On localisation and security

Hot on the heels of Uli’s post on the problems of translation, I present another problem you might encounter while localising your code. This is a genuine bug (now fixed, of course) in code I have worked on in the past, only the data has been changed to protect the innocent.

We had a crash in the following line:

NSString *message = [NSString stringWithFormat:
	NSLocalizedString(@"%@ problems found", @"Discovery message"),
	problem];

Doesn’t appear to be anything wrong with that, does there? Well, as I say, it was a crasher. The app only crashed in one language though…for purposes of this argument, we’ll assume it was English. Let’s have a look at English.lproj/Localizable.strings:

/* Discovery message */
"%@ problems found" = "%@ found in %@";

Erm, that’s not so good. It would appear that at runtime, the variadic method +[NSString stringWithFormat: (NSString *)fmt, ...] is expecting two arguments to follow fmt, but only passed one, so it ends up reading its way off the end of the stack. That’s a classic format string vulnerability, but with a twist: none of our usual tools (by which I mean the various -Wformat flags and the static analyser) can detect this problem, because the format string is not contained in the code.

This problem should act as a reminder to ensure that the permissions on your app’s resources are correct, not just on the binary—an attacker can cause serious fun just by manipulating a text file. It should also suggest that you audit your translators’ work carefully, to ensure that these problems don’t arise in your app even without tampering.

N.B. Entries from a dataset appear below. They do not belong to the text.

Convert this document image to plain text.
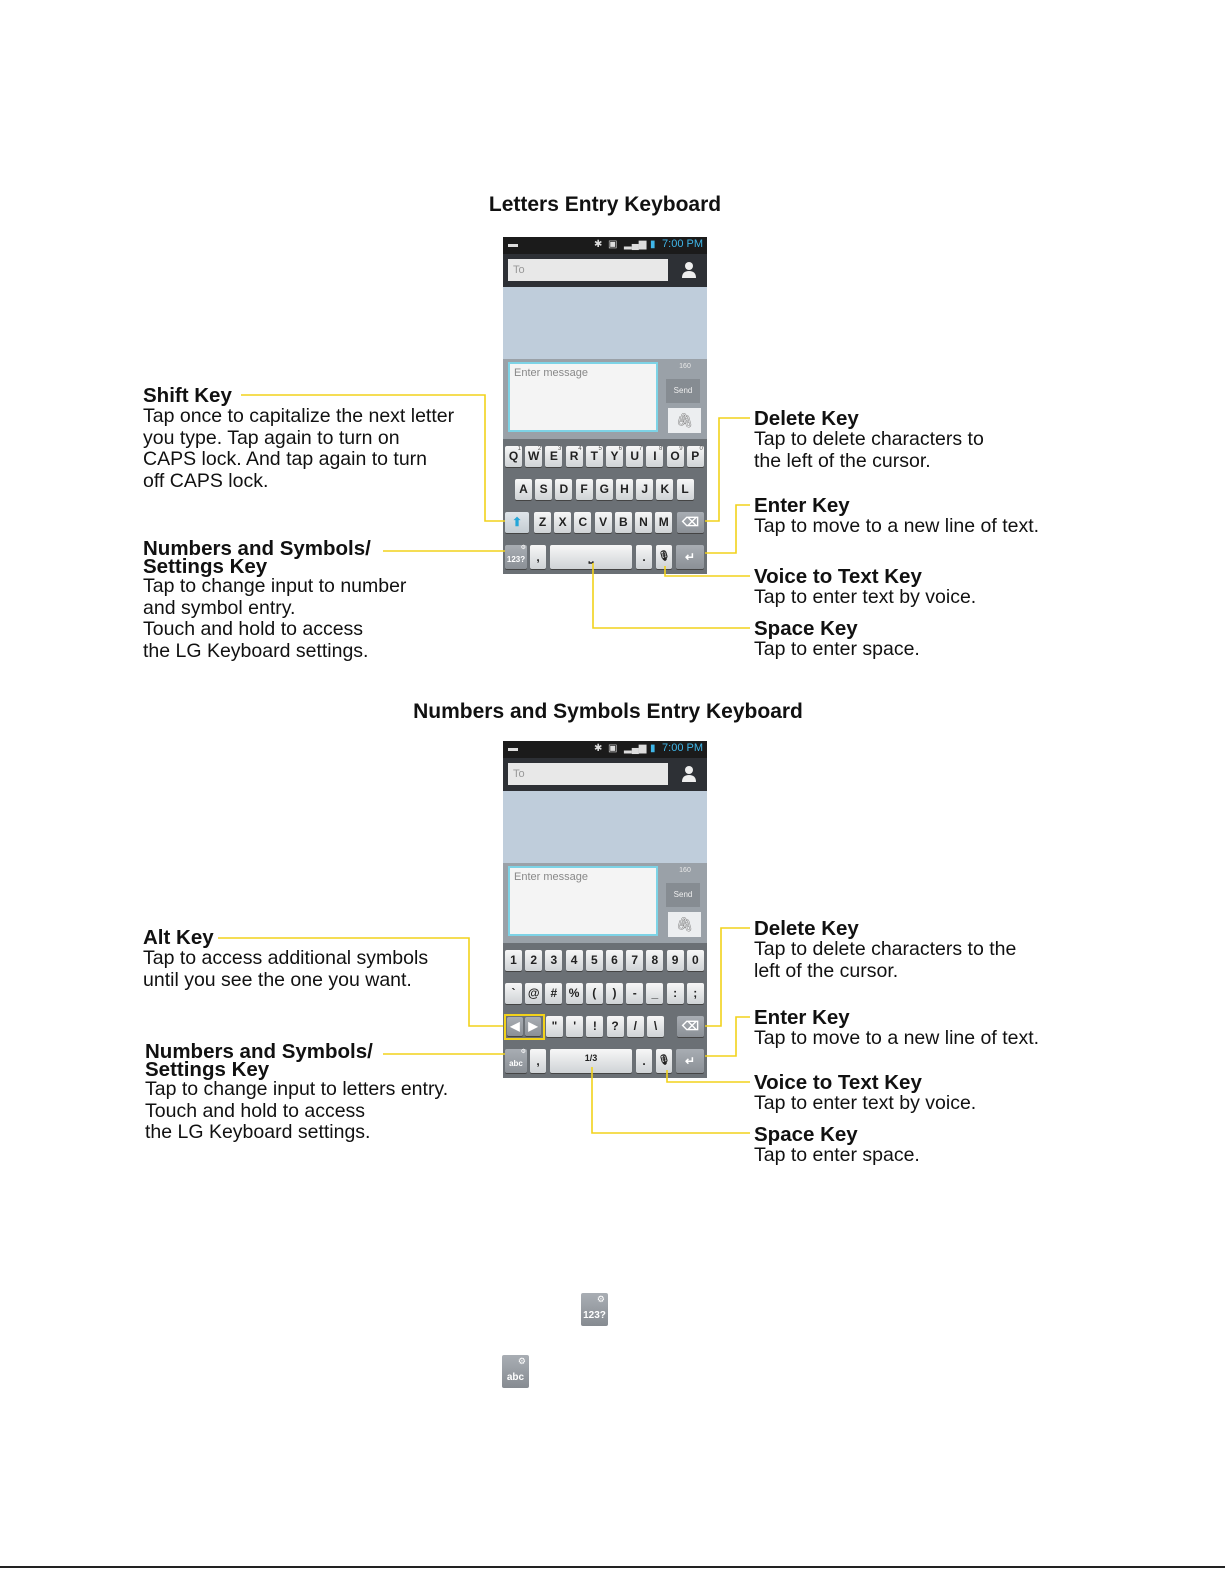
Letters Entry Keyboard
▬	✱ ▣ ▂▄▆ ▮ 7:00 PM
To
Enter message
160
Send
🖇
Q 1 W
2 E 3 R 4 T 5 Y 6 U 7 I 8 O 9 P 0
A S D	F G H	J	K	L
⬆	Z	X C V B N M	⌫
123?
⚙
,	⎵	.	🎙	↵
Shift Key
Tap once to capitalize the next letter
you type. Tap again to turn on
CAPS lock. And tap again to turn
off CAPS lock.
Numbers and Symbols/
Settings Key
Tap to change input to number
and symbol entry.
Touch and hold to access
the LG Keyboard settings.
Delete Key
Tap to delete characters to
the left of the cursor.
Enter Key
Tap to move to a new line of text.
Voice to Text Key
Tap to enter text by voice.
Space Key
Tap to enter space.
Numbers and Symbols Entry Keyboard
▬	✱ ▣ ▂▄▆ ▮ 7:00 PM
To
Enter message
160
Send
🖇
1	2	3	4	5	6	7	8	9	0
`	@ # %	(	)	-	_	:	;
◀ ▶	"	'	!	?	/	\	⌫
abc
⚙
,	$^{1/3}$	.	🎙	↵
Alt Key
Tap to access additional symbols
until you see the one you want.
Numbers and Symbols/
Settings Key
Tap to change input to letters entry.
Touch and hold to access
the LG Keyboard settings.
Delete Key
Tap to delete characters to the
left of the cursor.
Enter Key
Tap to move to a new line of text.
Voice to Text Key
Tap to enter text by voice.
Space Key
Tap to enter space.
⚙
123?
⚙
abc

posted by Graham at 00:39  

2 Comments

  1. This is not a classic format string vulnerability. In a classic format string, the attacker controls the format string.

    Comment by Bob — 2010-05-09 @ 15:58

  2. In this case, the code has loaded a file from an unknown filesystem and decided to interpret it as a format string. Any proof that the attacker cannot control that is cautiously awaited :-).